We have checked in this article that enabling desktop file drag and drop it’s quite easy, but once you’ve got the files, comes the hard part, process the content of that files. Here you have some tips for common drag and drop scenarios:
- File Uploading: If you want to further develop this sample, or make your own research, there are some useful links that can help you:
- File Upload in Silverlight : Basics about how to upload a file using SL.
- Simple Silverlight Uploader with Progress Bar using HttpRequest or WCF: complete sample about how to perform an async upload via HTTPRequest or WCF.
- Codeplex Silverlight file upload: Excellent uploading project, supports multi upload, rich error handling, worth to download and play with the code.
- Processing pictures and video: Dragging and dropping multimedia files to our application is great, Silverlight has great support for them, you can for instance: let an user quick build an image catalog, or play a webcast / video by dragging from his desktop.
- Silverlight 4’s new Drag and Drop Support: Simple and useful sample, drop a picture and shows it in a picture catalog.
- Processing Excel files: If you are a LOB app developer, this request will be quite familiar for you… the complicated part of this operation comes when you have to parse / understand the excel content.
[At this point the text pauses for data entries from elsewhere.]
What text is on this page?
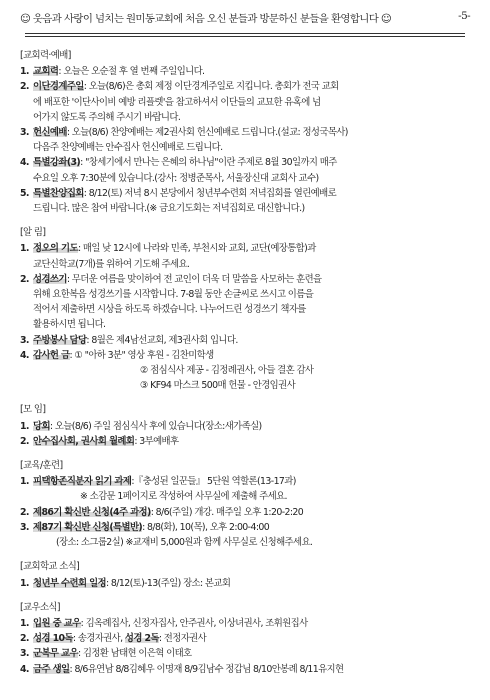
☺ 웃음과 사랑이 넘치는 원미동교회에 처음 오신 분들과 방문하신 분들을 환영합니다 ☺	-5-
[교회력·예배]
1. 교회력: 오늘은 오순절 후 열 번째 주일입니다.
2. 이단경계주일: 오늘(8/6)은 총회 제정 이단경계주일로 지킵니다. 총회가 전국 교회
에 배포한 '이단사이비 예방 리플렛'을 참고하셔서 이단들의 교묘한 유혹에 넘
어가지 않도록 주의해 주시기 바랍니다.
3. 헌신예배: 오늘(8/6) 찬양예배는 제2권사회 헌신예배로 드립니다.(설교: 정성국목사)
다음주 찬양예배는 안수집사 헌신예배로 드립니다.
4. 특별강좌(3): "창세기에서 만나는 은혜의 하나님"이란 주제로 8월 30일까지 매주
수요일 오후 7:30분에 있습니다.(강사: 정병준목사, 서울장신대 교회사 교수)
5. 특별찬양집회: 8/12(토) 저녁 8시 본당에서 청년부수련회 저녁집회를 열린예배로
드립니다. 많은 참여 바랍니다.(※ 금요기도회는 저녁집회로 대신합니다.)
[알 림]
1. 정오의 기도: 매일 낮 12시에 나라와 민족, 부천시와 교회, 교단(예장통합)과
교단신학교(7개)를 위하여 기도해 주세요.
2. 성경쓰기: 무더운 여름을 맞이하여 전 교인이 더욱 더 말씀을 사모하는 훈련을
위해 요한복음 성경쓰기를 시작합니다. 7-8월 동안 손글씨로 쓰시고 이름을
적어서 제출하면 시상을 하도록 하겠습니다. 나누어드린 성경쓰기 책자를
활용하시면 됩니다.
3. 주방봉사 담당: 8월은 제4남선교회, 제3권사회 입니다.
4. 감사헌 금: ① "아하 3분" 영상 후원 - 김찬미학생
② 점심식사 제공 - 김정례권사, 아들 결혼 감사
③ KF94 마스크 500매 헌물 - 안경임권사
[모 임]
1. 당회: 오늘(8/6) 주일 점심식사 후에 있습니다(장소:새가족실)
2. 안수집사회, 권사회 월례회: 3부예배후
[교육/훈련]
1. 피택항존직분자 읽기 과제:『충성된 일꾼들』 5단원 역할론(13-17과)
※ 소감문 1페이지로 작성하여 사무실에 제출해 주세요.
2. 제86기 확신반 신청(4주 과정): 8/6(주일) 개강. 매주일 오후 1:20-2:20
3. 제87기 확신반 신청(특별반): 8/8(화), 10(목), 오후 2:00-4:00
(장소: 소그룹2실) ※교재비 5,000원과 함께 사무실로 신청해주세요.
[교회학교 소식]
1. 청년부 수련회 일정: 8/12(토)-13(주일) 장소: 본교회
[교우소식]
1. 입원 중 교우: 김옥례집사, 신정자집사, 안주권사, 이상녀권사, 조휘원집사
2. 성경 10독: 송경자권사, 성경 2독: 전정자권사
3. 군복무 교우: 김정환 남태현 이은혁 이태호
4. 금주 생일: 8/6유연남 8/8김혜우 이명재 8/9김남수 정갑님 8/10안봉례 8/11유지현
Reading this type of file is quite harder than generating an output in excel, things that you can try:
- Simple solution… just support CSV format. Reading CSV format is simplifies a lot the parsing scenario, on the other hand users will complain and will ask for real Excel processing, about CSV reading.
- There is an open source project available (ExcelReader) that is relatively easy to port to Silverlight, it’s able to read both binary and xml format. This can be a good starting point, but it would be a good idea to limit the file types supported to 2007 format, and I would get good knowledge of Open XML format and LINQ to XML, just to extend the library if needed and be able to fix any possible bug.
- Another possibility is doing all yourself (pain in the neck?), grab CSharpZLib, unzip the xlsx file and use LINQ To XML to read the file. Something that could help us to reduce the complexity is to make use of Excel Tables (by using this you would separate layout from data, and ensure that the data you are going to read is tabular).
- If you have budget, something to check are third parties components (e.g. infragistics, ….), a good practice is to download the trials of that products and check if it really fits your needs, then decide whether to purchase it or not.
- If you are application is going to be used by very few users and all that user are going to have the same environment, you can try the new SL 4 com interop.Your app will need to ask for elevated permissions, and it can be as well something prone to issues (e.g. user changes Excel version, or removes it… your application relies on the software installed on a client machine).
For sure you will have new exciting ideas, let’s use the comments section to further discuss them.